Gibran bukannya tidak tertarik dengan prempuan. Bukan, ia bukan gay ia masih cukup normal untuk menyukai lawan jenisnya. Hanya saja Gibran bukan Pria berengsek atau setipe dengan playboy, karena ia hanya menyukai satu gadis. Gadis kecil pecinta warna merah yang membuatnya memilih profesi Dokter sampai sekarang. Anggie dengan panggilan kesayangan Gibran yaitu Gigi.

"Iya Gigi, nanti Abang Gibgib jadi dokter deh biar bisa menikah sama Gigi." Rayu Gibran mengelus rambut gadis kecil dalam pelukannya dan ajaibnya Anggie pun menurut serta mengangguk.

Gelar dokternya adalah mahar gadis kecilnya itu.

Gibran sedikit senyum lagi-lagi mengingat kilasan masa lalunya sambil menghampiri mobilnya yang terparkir. Ia melepaskan jas Dokter kemudian menggulung kemejanya sampai siku. Kemudian memasuki mobilnya dan mengemudikannya melaju membelah jalanan kota di malam hari.

Ia berhenti menepikan mobilnya di depan swalayan teringat akan beberapa barang yang ia perlukan untuk di beli.

Tapi baru saja Gibran akan turun dari mobilnya, sebuah benturan keras terdengar seperti suara tabrakan kemobilnya.

Sial, bagian belakang mobilnya yang ditabrak pasti benyok.

Siapa orang bodoh itu, berani sekali menabrak mobilnya yang terparkir dan lagi orang itu tidak bisa apa membedakan mana jalan raya dan yang mana bukan. Orang itu pasti gila atau buta pikir Gibran kesal sambil menahan amarahnya

Gibran melangkah lebar menghampiri orang yang telah menabrak mobilnya, dengan tidak sabar untuk memakinya.

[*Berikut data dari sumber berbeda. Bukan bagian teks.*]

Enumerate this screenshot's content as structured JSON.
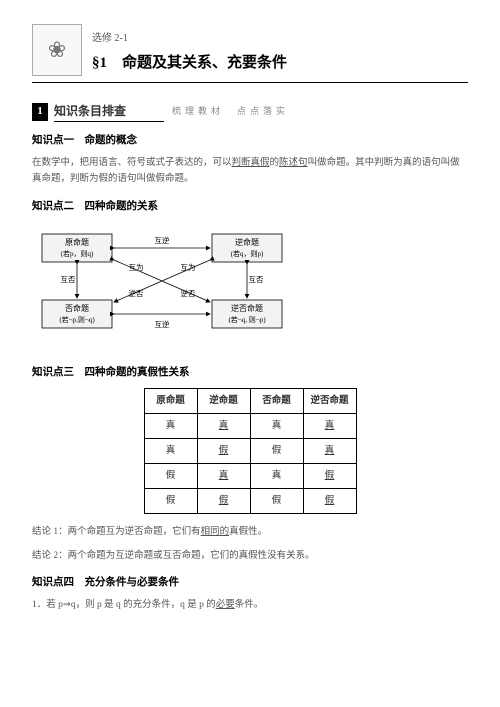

"Aduh, kenapa tubuhku ini, kok terasa sakit sekali, padahal motorku yang nabrak. Huhuhu!!"

"ouchh, wajah imutku yang malang kenapa terasa ikut perih, tidak-tidak gue gak mau jadi jelek. Hhhuuuaaa ...."

"Papa maafkan daku."

"Aku janji gak nakal lagi, Papa, Papa aku janji."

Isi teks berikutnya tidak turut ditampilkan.